Como não vou ter sessão
de lançamento, apresento-o no meu blog, que foi, de resto, donde o tirei, neste
jeito de gavetão onde diariamente arrumo os textos da minha ocupação diária, mais
centrada hoje sobre textos que leio, sobretudo, no Observador, dos únicos
jornais que se impõem por uma linha de pensamento de similitude ideológica,
relativamente à visão sobre o meu país - ou outros que me chegam ao gmail – manias,
de resto, censuráveis e criticadas por quem entende que tal só serve para o
acumular de livros em casa, com que hoje em dia se efectuam os pagamentos
desses caprichos literários que, no meu caso, são pecuniariamente infrutíferos,
embora a minha neta Catarina me tenha prometido vendê-los através do seu
Facebook, em negócio por mim proposto com ansiedade e por ela aceite com a gentileza
habitual.
Eis o texto de “Apresentação”
que desisti de fazer “in loco”, para ler, caso o fizesse. Mais um texto, afinal, para
o gavetão do meu blog:
Apresentação de CAFÉ DA MANHÃ
Não se trata de uma epopeia, este livro que, dessa, retira apenas os
excursos pessoais das suas duas personagens centrais, excursos imbuídos, é
certo, de sentido pátrio e o amor por vezes desordenado e feito de frustração, e
não raro impregnado de ironia ou zanga, no tom de exaltação, por vezes mordaz, em
torno dos seus heróis, também estes bem anti, na visão não gloriosa mas
negativista, dos seus feitos contemporâneos, corriqueiros ou malandros, com as
excepções dos da hombridade, a merecer devoção. E todavia, de épico subentende,
também, o amor pelo minúsculo rectângulo donde partiram tantos daqueles heróis
que um verdadeiro épico enalteceu, com a arte excepcional da sua formação
humanista e o seu engenho poético inimitável.
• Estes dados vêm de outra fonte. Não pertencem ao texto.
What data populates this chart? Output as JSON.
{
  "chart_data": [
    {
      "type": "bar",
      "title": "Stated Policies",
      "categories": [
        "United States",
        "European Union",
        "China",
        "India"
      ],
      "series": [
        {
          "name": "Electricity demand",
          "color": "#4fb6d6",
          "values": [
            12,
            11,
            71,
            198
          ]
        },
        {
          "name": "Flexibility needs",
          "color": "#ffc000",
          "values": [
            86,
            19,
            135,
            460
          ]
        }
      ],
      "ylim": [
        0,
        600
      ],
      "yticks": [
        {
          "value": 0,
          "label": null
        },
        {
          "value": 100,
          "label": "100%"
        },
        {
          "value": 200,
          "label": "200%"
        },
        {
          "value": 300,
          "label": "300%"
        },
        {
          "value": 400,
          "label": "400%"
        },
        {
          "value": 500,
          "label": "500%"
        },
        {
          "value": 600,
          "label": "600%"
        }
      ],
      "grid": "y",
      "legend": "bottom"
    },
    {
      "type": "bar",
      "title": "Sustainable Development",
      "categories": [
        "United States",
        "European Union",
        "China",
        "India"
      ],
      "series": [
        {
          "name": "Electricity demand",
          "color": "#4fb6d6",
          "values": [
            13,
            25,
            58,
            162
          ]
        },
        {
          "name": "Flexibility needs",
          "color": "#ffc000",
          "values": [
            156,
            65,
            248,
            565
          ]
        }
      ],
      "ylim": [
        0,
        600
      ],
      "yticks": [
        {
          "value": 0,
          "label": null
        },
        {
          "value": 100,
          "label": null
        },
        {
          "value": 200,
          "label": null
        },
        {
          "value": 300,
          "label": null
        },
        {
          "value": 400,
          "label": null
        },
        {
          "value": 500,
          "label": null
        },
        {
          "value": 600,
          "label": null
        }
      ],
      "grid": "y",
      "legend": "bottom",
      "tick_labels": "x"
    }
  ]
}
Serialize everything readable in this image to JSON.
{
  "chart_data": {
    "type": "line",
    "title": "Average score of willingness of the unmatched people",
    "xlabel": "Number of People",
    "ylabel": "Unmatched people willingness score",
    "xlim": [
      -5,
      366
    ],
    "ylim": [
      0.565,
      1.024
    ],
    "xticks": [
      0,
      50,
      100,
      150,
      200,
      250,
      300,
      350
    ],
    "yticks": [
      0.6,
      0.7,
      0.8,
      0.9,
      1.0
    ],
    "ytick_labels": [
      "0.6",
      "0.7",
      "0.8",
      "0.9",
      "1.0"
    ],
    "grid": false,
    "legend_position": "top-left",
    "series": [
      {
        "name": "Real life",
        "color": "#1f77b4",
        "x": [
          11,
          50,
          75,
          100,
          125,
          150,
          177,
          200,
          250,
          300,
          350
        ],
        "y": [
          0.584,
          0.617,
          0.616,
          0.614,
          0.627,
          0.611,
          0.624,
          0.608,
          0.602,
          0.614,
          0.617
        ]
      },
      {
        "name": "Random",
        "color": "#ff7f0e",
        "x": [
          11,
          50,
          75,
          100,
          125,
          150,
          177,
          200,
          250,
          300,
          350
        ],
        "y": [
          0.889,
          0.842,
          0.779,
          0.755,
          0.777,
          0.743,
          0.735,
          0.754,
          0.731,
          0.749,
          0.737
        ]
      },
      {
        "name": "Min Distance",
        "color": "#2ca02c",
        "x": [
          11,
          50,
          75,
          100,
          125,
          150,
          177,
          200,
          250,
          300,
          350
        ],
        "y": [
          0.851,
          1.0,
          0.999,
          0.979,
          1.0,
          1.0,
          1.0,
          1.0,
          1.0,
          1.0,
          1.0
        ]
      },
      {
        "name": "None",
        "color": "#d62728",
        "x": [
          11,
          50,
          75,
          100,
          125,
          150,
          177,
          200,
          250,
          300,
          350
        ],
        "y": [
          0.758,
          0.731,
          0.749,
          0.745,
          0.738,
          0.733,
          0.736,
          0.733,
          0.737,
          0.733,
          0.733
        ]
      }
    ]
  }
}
Apenas um livro. De espaço aberto, embora limitado à exiguidade da mesa
de um ou outro café, um ou outro interior caseiro ocasional, no deslizar de uma
narrativa centrada no diálogo diário entre duas amigas que se disputam e se
complementam nos seus considerandos de um saber despretensioso, favorecido por
vezes pelas revelações de paralelismos culturais, quantas vezes ditados na
intenção humorística de exibicionismo sagaz de uma das amigas, contrastante com
a naturalidade do discurso de saber mais actualizado, faceto e prático da outra
amiga exaltada, que se impõe no domínio noticiarístico, dando conta do fluir
dos acontecimentos de carisma vário, de um mundo variado. Mundo para cuja
amplitude de conhecimento contribuíra grandemente outrora o esforço heróico do
povo pioneiro na ligação oceânica da crusta terrena, favorecedora primeira destes
amenos encontros de café, numa actualidade transbordante de notícias, assim ligeiramente
efabuladas, acontecidas nessa crusta circundante. Espaços abertos num universo
de aparência livre, ao contrário do traduzido no “Diário de Anne Frank”, por exemplo, este de enredo simples e
juvenil, no seu espaço dramaticamente limitado, de esperança ainda, contudo,
mas causando calafrios, no seu significado de uma simplicidade ocultando enredos
e locais de puro horror – tanto para os heróis da sua trama, em torno de gente
vivendo escondida, como para os que hoje o revivem, na magia da sua acção
macabra, porque, embora temerosa, inocente ainda da trama posterior bem real,
envolta na malvadez do mundo, a que estava destinada.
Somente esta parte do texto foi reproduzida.